Review Of Benzothiazole-Coumarin Derivatives As Anti-Diabetic Agents

Abstract

Diabetes mellitus is a chronic metabolic disorder characterized by insulin resistance, impaired insulin secretion, and persistent hyperglycemia. Conventional anti-diabetic therapies, including metformin, sulfonylureas, and DPP-IV inhibitors, effectively control blood glucose levels but have limitations such as side effects, long-term efficacy concerns, and lack of β-cell protection. As a result, novel multi-targeted compounds with improved pharmacological profiles are being explored. This review evaluates the potential of benzothiazole-coumarin derivatives as multi-targeted anti-diabetic agents, focusing on their mechanisms of action, enzyme inhibition, structure-activity relationships (SAR), pharmacokinetics, and therapeutic implications. A comprehensive literature review was conducted using databases such as PubMed, Scopus, Web of Science, and Google Scholar. Studies were selected based on their relevance to benzothiazole and coumarin derivatives, α-glucosidase and DPP-IV inhibition, insulin secretion, and antioxidant properties.

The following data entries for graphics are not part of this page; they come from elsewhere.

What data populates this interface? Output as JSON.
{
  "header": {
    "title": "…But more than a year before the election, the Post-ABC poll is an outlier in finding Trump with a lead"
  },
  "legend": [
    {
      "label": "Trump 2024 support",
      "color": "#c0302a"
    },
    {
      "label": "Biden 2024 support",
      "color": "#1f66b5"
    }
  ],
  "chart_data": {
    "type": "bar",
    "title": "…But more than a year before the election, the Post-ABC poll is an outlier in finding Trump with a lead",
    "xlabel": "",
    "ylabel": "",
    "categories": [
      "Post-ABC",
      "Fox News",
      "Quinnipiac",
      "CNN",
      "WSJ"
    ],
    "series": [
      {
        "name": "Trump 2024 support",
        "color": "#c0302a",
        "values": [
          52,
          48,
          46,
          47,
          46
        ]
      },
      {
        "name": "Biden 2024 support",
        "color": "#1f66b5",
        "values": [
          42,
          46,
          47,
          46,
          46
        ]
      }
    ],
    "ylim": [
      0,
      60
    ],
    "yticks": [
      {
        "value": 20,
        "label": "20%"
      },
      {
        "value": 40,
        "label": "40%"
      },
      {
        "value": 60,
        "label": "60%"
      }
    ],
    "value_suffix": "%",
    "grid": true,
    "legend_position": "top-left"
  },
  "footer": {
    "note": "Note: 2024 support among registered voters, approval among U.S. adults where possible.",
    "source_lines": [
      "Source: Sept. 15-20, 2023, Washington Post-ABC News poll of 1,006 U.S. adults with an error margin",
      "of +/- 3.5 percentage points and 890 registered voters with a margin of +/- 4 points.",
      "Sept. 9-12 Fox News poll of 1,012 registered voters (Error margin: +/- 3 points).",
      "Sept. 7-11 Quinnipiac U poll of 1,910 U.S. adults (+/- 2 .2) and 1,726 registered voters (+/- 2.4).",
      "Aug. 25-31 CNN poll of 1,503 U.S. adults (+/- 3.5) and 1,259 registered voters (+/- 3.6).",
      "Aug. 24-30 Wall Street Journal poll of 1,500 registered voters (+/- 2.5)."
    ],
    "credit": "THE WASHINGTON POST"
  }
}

Benzothiazole-coumarin hybrids enhance insulin secretion via AMPK activation, inhibit α-glucosidase and DPP-IV, and improve insulin sensitivity. Their antioxidant and anti-inflammatory effects offer additional β-cell protection, making them superior to many existing treatments.
Benzothiazole-coumarin derivatives represent a promising therapeutic approach for diabetes management. However, further preclinical and clinical studies are required to establish their safety, efficacy, and pharmacokinetic stability.